出会い系で知り合った女子大生とセックスするまで一年かかった

出会い系で知り合った女子大生とセックスするまで一年かかった

二人とも新潟市内の大学に通う四年生。共通の趣味があって、セックスしなくても一緒にいて楽しかったんだ。しかも歴史オタクという風変わりな趣味。他に共感してくれる人がいない中、出会い系でかっこうの相手を見つけたというわけ。

SNSを通して歴史好きの者同士で語り合うことはあったけど、しょせんネット上のお付き合いで、実際に会うことはない。彼女はSNSの仲間とオフ会をやる機会があったようだけど、場所が東京だったので行けなかったらしい。そんな中、お互い引きつけ合うように出会い系で知り合った。

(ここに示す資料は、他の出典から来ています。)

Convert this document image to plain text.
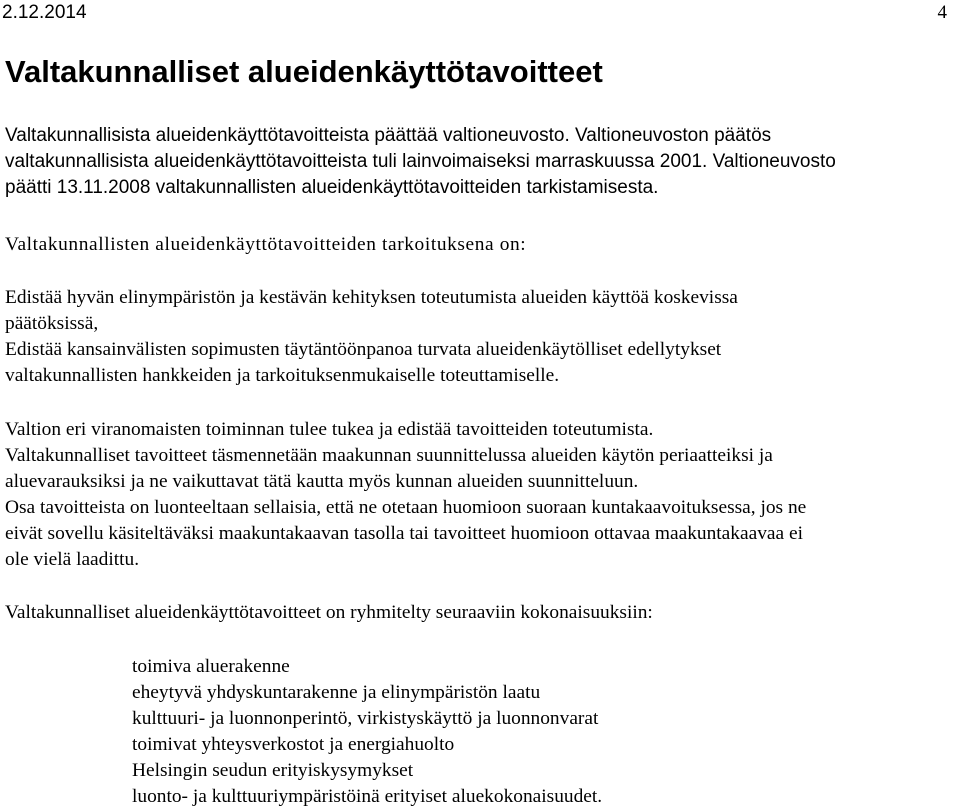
2.12.2014	4
Valtakunnalliset alueidenkäyttötavoitteet
Valtakunnallisista alueidenkäyttötavoitteista päättää valtioneuvosto. Valtioneuvoston päätös
valtakunnallisista alueidenkäyttötavoitteista tuli lainvoimaiseksi marraskuussa 2001. Valtioneuvosto
päätti 13.11.2008 valtakunnallisten alueidenkäyttötavoitteiden tarkistamisesta.
Valtakunnallisten alueidenkäyttötavoitteiden tarkoituksena on:
Edistää hyvän elinympäristön ja kestävän kehityksen toteutumista alueiden käyttöä koskevissa
päätöksissä,
Edistää kansainvälisten sopimusten täytäntöönpanoa turvata alueidenkäytölliset edellytykset
valtakunnallisten hankkeiden ja tarkoituksenmukaiselle toteuttamiselle.
Valtion eri viranomaisten toiminnan tulee tukea ja edistää tavoitteiden toteutumista.
Valtakunnalliset tavoitteet täsmennetään maakunnan suunnittelussa alueiden käytön periaatteiksi ja
aluevarauksiksi ja ne vaikuttavat tätä kautta myös kunnan alueiden suunnitteluun.
Osa tavoitteista on luonteeltaan sellaisia, että ne otetaan huomioon suoraan kuntakaavoituksessa, jos ne
eivät sovellu käsiteltäväksi maakuntakaavan tasolla tai tavoitteet huomioon ottavaa maakuntakaavaa ei
ole vielä laadittu.
Valtakunnalliset alueidenkäyttötavoitteet on ryhmitelty seuraaviin kokonaisuuksiin:
toimiva aluerakenne
eheytyvä yhdyskuntarakenne ja elinympäristön laatu
kulttuuri- ja luonnonperintö, virkistyskäyttö ja luonnonvarat
toimivat yhteysverkostot ja energiahuolto
Helsingin seudun erityiskysymykset
luonto- ja kulttuuriympäristöinä erityiset aluekokonaisuudet.
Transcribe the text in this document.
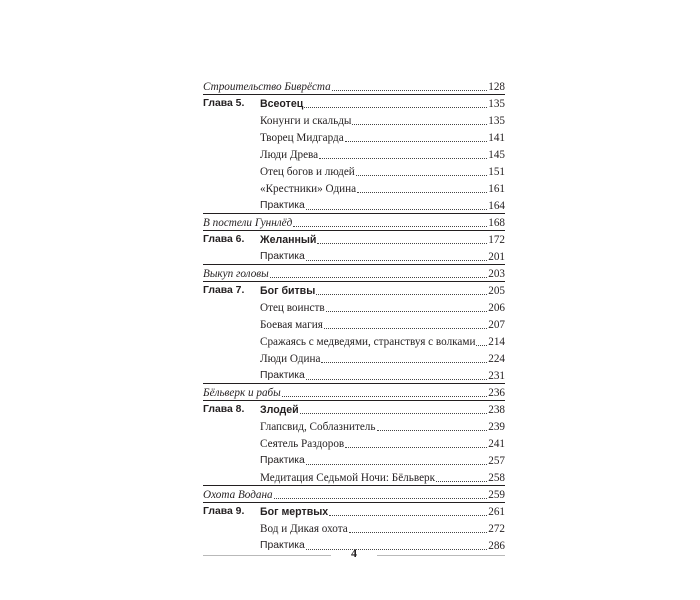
Строительство Биврёста	128
Глава 5.	Всеотец	135
Конунги и скальды	135
Творец Мидгарда	141
Люди Древа	145
Отец богов и людей	151
«Крестники» Одина	161
Практика	164
В постели Гуннлёд	168
Глава 6.	Желанный	172
Практика	201
Выкуп головы	203
Глава 7.	Бог битвы	205
Отец воинств	206
Боевая магия	207
Сражаясь с медведями, странствуя с волками 214
Люди Одина	224
Практика	231
Бёльверк и рабы	236
Глава 8.	Злодей	238
Глапсвид, Соблазнитель	239
Сеятель Раздоров	241
Практика	257
Медитация Седьмой Ночи: Бёльверк	258
Охота Водана	259
Глава 9.	Бог мертвых	261
Вод и Дикая охота	272
Практика	286
4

歴女とはいえ、女子大生ならではの可憐さがある。笑うと瞳がきらきらする。ぽっちゃり系で色白。一刻も早くセックスしたいという願望はあったけど、きっかけがつかめないまま時間がどんどん過ぎて行った。でも欲求不満はなかったね。歴史談義に花が咲くとセックスのことなんか考えなくなった。バレンタインデーとホワイトデーにプレゼントを交換したことがあり、そのときはさすがと胸がときめいたけど、おしゃれな包装紙の中に入っていたのは新撰組の本だった。

デートでは歴史ゆかりの地を訪ねることが多い。名古屋や金沢、京都まで出かけて行ったこともある。遠出するとホテルに泊まるけど、もちろん部屋は別々。まるで歴史研究会の仲間と旅行にきたみたいだった。

ちなみに僕は幕末が好きだけど、彼女は戦国時代のファン。織田信長が好きなようで、僕のことを「信長君」と呼ぶ。最初のうちは彼女のご贔屓の人物と同一視されて悪い気はしなかったけど、たまにうんざりする。僕の名前は「達彦」。たまには本名で呼んで欲しいと思うこともあった。

就活が迫ってくると、お互いあわただしくなった。二人でリクルートスーツを見に行ったりした。ふだん歴史のことばかりだったので違和感があったのを覚えている。

「いよいよこれを着るのね、信長君も」

「いつまでも学生じゃいられないんだな」

「会社に入って仕事するようになったら、お互いに変わってしまうのかしら」

珍しくセンチになる彼女だった。

卒業までにはセックスしたい。いやしなければならない。このまま二人社会に出てしまったら、他の男が彼女をさらって行くかもしれない。

「ホテル行こうよ。抱き合いたい」

そう言ったのは出会ってから一年後のことだった。

「信長君もエッチだったんだね」

「信長や家康がエッチだったから今の日本がある」

「いいよ、わかった」

きらきらした瞳が少し女っぽくなった。

とてもセックスと呼べるようなものじゃなかった。童貞と処女のセックスとはかくも間怠っこいものか。童貞はとにかく膣にペニスを挿入することしか頭にない。愛撫もろくにせず、とにかく挿入挿入だ。だか処女の穴は狭く固く、そう簡単に結合できない。

トライを初めてから二十分経過。なかなか男の役割が果たせず焦ってくる。慣れない彼女は身体を縮め、痛みから逃げるように身体を動かしベッドの端まで移動。

「落ちちゃうぞ」

抱き寄せてもとに戻す。

やっと挿入。コンドームをかぶせているとはいえ、童貞の仮性包茎が膣の心地よい感触に耐えられるわけがない。三こすり半ではないが、ちょこちょこピストンしたら簡単に射精してしまった。歴女の顔は苦痛でゆがんでいる。ペニスを抜くと、血の付いたコンドームがペニスの中程でめくれ返っている。精液だまりの先端が、だらんと垂れ下がっていた。

そのとき僕は、彼女と男女の関係になったんだな、と思った。歴史研究会の部室の壁が破れ、新しい風が吹き込み、新しい光が刺してきた。

そのセックスから彼女も変わった。

「達彦さん」

と呼んでくれるようになった。

お互い会社は別だけど新潟市内で就職。今でも仲良く交際している。